Dinasti politik sering kali dimanfaatkan oleh kelompok pejabat untuk melanggengkan praktik korupsi secara berkelanjutan. Hal ini terbukti dari sejumlah kasus korupsi yang melibatkan pejabat dari dinasti politik di berbagai daerah di Indonesia. Di Banten, Gubernur Ratu Atut Chosiyah dijatuhi vonis tujuh tahun atas korupsi pengadaan alat kesehatan, sementara adiknya, Tubagus Chaeri Wardana, juga terlibat. Di Klaten, Bupati Sri Hartini menerima suap terkait promosi jabatan, dengan hukuman 11 tahun, sedangkan suaminya, mantan Bupati Haryanto Wibowo, juga terseret kasus korupsi. Di Cimahi, pasangan suami istri M Itoch Tochija dan Atty Suharti dipidana atas suap proyek pembangunan, masing-masing tujuh dan empat tahun. Di Cilegon, Tubagus Iman Ariyadi dihukum empat tahun karena suap perizinan pembangunan, setelah ayahnya, Aat Syafaat, juga terbukti korupsi. Di Kendari, mantan Wali Kota Asrun dan putranya, Adriatma Dwi Putra, dijatuhi vonis empat tahun atas suap proyek. Di Probolinggo, Bupati Puput Tantriana Sari dan suaminya, Hasan Aminuddin, terlibat jual beli jabatan dan ditetapkan sebagai tersangka oleh KPK pada 2021. Dengan banyaknya kasus-kasus yang telah terjadi, sudah semestinya kita sadar dinasti politik merupakan sesuatu yang sangat buruk dan merugikan negara.

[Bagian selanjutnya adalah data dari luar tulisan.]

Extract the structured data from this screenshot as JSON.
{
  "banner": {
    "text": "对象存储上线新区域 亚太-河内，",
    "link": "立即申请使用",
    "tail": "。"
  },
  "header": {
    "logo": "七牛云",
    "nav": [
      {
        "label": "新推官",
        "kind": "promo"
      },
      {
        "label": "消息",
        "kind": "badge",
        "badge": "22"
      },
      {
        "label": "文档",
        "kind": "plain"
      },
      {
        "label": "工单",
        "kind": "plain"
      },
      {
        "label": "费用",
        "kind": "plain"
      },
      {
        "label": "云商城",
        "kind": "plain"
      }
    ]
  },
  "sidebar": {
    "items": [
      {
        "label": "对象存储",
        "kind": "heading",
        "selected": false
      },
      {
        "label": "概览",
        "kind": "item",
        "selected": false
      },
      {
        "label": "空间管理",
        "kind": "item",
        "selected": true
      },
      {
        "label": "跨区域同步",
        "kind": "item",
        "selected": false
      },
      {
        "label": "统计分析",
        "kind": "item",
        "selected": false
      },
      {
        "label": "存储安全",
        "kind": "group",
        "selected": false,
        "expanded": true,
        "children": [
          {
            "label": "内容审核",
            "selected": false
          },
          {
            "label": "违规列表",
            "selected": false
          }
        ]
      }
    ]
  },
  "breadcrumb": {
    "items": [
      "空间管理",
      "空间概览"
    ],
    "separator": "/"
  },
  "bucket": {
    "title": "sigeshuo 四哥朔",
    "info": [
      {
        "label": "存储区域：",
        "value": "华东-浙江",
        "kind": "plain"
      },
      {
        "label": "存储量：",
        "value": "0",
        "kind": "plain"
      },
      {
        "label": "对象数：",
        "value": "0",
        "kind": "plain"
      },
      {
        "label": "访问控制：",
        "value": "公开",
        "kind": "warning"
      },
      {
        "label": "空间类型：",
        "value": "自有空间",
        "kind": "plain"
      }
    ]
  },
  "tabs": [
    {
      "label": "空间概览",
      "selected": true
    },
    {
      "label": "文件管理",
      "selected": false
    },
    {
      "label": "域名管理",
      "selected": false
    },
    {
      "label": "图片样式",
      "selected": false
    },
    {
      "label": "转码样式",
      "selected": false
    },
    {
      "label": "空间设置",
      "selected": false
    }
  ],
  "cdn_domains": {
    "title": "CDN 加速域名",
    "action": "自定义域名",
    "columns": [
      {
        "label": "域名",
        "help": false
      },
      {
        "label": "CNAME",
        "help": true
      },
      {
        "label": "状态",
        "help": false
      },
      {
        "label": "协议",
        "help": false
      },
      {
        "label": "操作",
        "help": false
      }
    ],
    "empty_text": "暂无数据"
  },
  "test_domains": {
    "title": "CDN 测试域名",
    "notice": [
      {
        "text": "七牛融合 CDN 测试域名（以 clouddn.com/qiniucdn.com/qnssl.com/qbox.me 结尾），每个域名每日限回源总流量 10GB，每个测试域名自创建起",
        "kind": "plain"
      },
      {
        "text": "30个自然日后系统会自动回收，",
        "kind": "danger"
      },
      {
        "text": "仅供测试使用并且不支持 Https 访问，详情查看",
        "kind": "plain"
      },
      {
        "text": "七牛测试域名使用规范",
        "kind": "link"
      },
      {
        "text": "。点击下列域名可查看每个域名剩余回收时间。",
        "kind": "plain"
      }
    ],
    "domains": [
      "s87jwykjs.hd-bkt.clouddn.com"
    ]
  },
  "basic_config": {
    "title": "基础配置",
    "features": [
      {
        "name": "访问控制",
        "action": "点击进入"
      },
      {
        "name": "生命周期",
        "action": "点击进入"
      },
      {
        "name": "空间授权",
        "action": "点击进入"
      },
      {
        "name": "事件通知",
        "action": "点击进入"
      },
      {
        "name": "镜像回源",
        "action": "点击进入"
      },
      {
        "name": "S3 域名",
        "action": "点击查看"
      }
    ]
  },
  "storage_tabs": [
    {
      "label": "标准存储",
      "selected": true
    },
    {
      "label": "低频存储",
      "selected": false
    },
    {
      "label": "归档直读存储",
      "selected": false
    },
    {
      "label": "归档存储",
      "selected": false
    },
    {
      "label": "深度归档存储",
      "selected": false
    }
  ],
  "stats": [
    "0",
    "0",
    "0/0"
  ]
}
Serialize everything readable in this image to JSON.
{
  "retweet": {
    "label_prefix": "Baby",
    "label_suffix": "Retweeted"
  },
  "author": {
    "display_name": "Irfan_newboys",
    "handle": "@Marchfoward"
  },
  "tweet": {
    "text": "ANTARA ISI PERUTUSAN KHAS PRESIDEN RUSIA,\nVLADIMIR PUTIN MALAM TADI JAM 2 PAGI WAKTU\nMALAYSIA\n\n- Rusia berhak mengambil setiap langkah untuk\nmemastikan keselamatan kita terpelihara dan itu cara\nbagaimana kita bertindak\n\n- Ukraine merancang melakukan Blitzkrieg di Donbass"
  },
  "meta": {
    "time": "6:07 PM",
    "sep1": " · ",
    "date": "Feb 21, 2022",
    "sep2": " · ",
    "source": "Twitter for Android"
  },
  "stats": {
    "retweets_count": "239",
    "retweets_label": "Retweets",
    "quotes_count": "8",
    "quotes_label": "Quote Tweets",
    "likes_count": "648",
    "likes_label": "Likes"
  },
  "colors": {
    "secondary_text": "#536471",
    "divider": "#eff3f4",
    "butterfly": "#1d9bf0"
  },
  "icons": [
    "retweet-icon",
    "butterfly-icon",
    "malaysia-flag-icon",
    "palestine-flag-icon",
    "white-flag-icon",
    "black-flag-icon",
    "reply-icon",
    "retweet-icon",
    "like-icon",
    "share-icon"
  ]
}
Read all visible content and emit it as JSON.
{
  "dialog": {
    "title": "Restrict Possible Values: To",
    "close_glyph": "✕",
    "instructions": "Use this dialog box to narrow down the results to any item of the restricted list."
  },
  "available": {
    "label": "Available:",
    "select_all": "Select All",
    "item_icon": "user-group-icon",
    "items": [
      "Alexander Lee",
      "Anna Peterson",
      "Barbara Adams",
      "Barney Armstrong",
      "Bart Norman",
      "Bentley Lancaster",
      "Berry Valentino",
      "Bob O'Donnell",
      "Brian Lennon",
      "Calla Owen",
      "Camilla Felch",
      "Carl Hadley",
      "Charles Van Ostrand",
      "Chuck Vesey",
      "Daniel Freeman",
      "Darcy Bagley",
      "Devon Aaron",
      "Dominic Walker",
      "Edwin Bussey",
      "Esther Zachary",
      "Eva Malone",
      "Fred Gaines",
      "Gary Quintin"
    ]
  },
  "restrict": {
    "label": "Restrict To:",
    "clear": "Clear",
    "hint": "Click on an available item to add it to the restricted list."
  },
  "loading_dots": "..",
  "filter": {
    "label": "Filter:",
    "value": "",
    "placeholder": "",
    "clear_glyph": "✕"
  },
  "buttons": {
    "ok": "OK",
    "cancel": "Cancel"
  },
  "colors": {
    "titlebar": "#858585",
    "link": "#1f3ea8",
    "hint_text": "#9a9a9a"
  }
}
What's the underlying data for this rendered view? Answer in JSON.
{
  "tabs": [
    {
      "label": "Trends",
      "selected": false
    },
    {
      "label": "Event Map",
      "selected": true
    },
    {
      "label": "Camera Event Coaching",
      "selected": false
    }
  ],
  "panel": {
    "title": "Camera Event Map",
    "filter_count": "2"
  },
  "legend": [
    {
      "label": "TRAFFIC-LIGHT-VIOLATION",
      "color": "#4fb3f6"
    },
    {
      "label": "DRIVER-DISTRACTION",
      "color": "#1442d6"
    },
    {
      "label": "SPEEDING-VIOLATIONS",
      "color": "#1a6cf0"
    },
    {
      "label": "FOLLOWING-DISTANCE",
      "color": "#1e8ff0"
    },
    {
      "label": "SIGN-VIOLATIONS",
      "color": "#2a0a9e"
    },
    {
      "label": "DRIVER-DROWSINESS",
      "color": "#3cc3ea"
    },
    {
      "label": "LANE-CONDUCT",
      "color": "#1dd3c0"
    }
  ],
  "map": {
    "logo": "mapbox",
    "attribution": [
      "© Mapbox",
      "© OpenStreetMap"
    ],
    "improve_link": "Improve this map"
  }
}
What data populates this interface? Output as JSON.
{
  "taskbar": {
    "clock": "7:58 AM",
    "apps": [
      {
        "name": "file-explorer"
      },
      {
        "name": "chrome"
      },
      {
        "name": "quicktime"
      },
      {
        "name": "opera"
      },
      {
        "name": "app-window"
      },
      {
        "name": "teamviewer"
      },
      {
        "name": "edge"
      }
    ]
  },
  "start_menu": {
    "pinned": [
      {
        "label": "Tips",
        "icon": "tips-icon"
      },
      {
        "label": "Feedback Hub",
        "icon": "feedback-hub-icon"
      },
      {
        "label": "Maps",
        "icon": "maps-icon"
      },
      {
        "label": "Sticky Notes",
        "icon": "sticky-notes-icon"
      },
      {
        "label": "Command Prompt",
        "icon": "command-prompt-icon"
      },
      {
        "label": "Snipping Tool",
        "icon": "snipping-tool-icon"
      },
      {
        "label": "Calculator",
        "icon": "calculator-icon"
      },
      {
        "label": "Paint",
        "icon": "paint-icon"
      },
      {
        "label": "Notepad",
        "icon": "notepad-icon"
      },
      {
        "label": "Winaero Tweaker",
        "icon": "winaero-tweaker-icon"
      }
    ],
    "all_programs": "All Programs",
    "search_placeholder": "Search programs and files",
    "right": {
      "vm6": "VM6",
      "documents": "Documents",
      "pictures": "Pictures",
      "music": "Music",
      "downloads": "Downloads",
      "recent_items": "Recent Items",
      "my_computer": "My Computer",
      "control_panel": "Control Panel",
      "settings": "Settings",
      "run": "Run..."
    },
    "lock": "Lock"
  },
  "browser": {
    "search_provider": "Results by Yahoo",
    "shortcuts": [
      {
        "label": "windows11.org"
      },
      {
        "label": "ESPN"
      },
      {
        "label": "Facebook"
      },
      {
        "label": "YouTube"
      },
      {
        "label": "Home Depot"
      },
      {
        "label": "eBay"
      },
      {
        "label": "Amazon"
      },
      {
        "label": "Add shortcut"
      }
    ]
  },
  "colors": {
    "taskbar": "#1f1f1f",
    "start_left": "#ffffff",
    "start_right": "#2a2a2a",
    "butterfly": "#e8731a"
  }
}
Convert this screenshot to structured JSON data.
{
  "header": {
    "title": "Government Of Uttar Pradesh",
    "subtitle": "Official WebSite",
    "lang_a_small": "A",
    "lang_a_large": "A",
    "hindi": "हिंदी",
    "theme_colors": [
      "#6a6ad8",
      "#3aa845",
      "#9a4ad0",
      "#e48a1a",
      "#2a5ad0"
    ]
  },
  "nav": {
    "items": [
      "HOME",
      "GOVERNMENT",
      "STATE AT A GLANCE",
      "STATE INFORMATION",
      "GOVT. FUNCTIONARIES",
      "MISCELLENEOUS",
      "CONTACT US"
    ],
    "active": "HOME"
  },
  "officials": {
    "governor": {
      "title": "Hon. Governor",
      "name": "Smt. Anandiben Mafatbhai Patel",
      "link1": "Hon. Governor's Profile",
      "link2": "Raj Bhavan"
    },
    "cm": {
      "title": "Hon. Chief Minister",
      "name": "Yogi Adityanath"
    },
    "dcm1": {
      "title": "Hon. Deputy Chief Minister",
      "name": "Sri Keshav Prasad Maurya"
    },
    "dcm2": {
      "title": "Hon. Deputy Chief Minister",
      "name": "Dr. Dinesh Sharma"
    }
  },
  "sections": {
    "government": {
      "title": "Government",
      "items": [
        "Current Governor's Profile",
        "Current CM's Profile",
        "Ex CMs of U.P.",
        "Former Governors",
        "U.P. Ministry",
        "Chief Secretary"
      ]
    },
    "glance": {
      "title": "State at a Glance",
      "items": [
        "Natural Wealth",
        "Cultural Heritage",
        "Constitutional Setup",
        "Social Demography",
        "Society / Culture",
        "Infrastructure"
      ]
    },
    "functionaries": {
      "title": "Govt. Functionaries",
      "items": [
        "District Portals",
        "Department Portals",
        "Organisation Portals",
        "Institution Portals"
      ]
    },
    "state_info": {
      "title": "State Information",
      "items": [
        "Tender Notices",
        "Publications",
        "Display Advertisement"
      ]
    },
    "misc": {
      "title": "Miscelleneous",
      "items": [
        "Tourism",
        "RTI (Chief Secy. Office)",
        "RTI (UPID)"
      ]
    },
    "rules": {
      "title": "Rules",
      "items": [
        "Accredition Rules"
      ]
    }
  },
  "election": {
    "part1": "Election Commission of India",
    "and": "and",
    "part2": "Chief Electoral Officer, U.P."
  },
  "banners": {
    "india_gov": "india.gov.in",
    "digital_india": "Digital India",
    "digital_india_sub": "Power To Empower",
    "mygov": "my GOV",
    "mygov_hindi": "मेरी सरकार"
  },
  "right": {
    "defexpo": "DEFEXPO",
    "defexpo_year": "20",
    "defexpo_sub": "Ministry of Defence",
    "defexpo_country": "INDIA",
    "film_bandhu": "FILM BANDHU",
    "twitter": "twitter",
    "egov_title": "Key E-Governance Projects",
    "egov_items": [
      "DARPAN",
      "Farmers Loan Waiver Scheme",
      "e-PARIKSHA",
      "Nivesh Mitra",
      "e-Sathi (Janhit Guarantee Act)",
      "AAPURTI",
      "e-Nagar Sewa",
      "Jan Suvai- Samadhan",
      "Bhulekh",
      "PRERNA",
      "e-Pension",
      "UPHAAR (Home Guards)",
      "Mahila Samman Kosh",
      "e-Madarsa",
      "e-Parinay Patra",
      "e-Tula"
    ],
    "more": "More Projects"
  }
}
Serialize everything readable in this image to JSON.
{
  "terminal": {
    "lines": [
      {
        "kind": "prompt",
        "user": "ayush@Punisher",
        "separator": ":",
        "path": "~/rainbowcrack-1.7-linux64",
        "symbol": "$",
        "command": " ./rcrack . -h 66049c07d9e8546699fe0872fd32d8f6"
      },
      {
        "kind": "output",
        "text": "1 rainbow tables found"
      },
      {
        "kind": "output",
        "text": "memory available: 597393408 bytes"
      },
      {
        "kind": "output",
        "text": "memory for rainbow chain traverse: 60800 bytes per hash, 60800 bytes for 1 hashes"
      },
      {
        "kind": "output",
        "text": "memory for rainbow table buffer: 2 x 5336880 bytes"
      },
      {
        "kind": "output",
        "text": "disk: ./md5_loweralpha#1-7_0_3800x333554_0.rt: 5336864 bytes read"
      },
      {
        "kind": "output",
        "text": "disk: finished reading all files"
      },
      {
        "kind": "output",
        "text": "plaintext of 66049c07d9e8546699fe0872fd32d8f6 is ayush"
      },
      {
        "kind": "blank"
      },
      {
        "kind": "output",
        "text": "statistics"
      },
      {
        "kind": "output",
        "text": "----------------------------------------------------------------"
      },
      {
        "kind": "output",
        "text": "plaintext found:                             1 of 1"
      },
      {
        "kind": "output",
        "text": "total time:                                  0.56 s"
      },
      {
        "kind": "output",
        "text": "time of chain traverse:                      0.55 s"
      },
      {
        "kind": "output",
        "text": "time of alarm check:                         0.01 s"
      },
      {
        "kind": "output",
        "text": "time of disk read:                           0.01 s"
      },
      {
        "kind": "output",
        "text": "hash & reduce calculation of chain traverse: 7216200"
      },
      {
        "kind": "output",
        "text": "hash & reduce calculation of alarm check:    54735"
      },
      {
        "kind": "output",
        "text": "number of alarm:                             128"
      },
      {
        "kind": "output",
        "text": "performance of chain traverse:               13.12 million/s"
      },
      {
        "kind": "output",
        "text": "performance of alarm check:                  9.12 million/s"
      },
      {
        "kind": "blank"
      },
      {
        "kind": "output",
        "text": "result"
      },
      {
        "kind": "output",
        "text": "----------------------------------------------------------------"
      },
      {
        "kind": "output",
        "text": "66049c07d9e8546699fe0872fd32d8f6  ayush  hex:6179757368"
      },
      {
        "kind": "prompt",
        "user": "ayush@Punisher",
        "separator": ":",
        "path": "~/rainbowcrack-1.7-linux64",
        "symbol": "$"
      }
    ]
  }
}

Dinasti politik dalam era modern ini terlihat mustahil untuk diberantas. Hal ini dapat dipahami dengan kacamata teori hukum besi oligarki (iron law of oligarchy) oleh Robert Michels yang menyatakan bahwa seiring waktu semua sistem politik cenderung berkembang menjadi oligarki, tidak peduli seberapa demokratis pun pada awalnya. Itulah kenyataan saat ini, dapat kita lihat bahwa hukum dikendalikan oleh mereka yang memiliki ikatan kekeluargaan, dominasi ekonomi, dan kepentingan-kepentingan untuk mempertahankan kekuasaan. Bukti nyata dari hal tersebut dapat dilihat dalam peningkatan dinasti politik di Indonesia. Hingga tahun 2020, persentase dinasti politik meningkat sebesar 14,78%, mencakup 80 dari 541 wilayah, fenomena ini terus berlanjut setiap tahun setelah pelaksanaan Pilkada. Fakta ini menunjukkan bahwa praktik dinasti politik semakin mengakar kuat dalam sistem politik nasional.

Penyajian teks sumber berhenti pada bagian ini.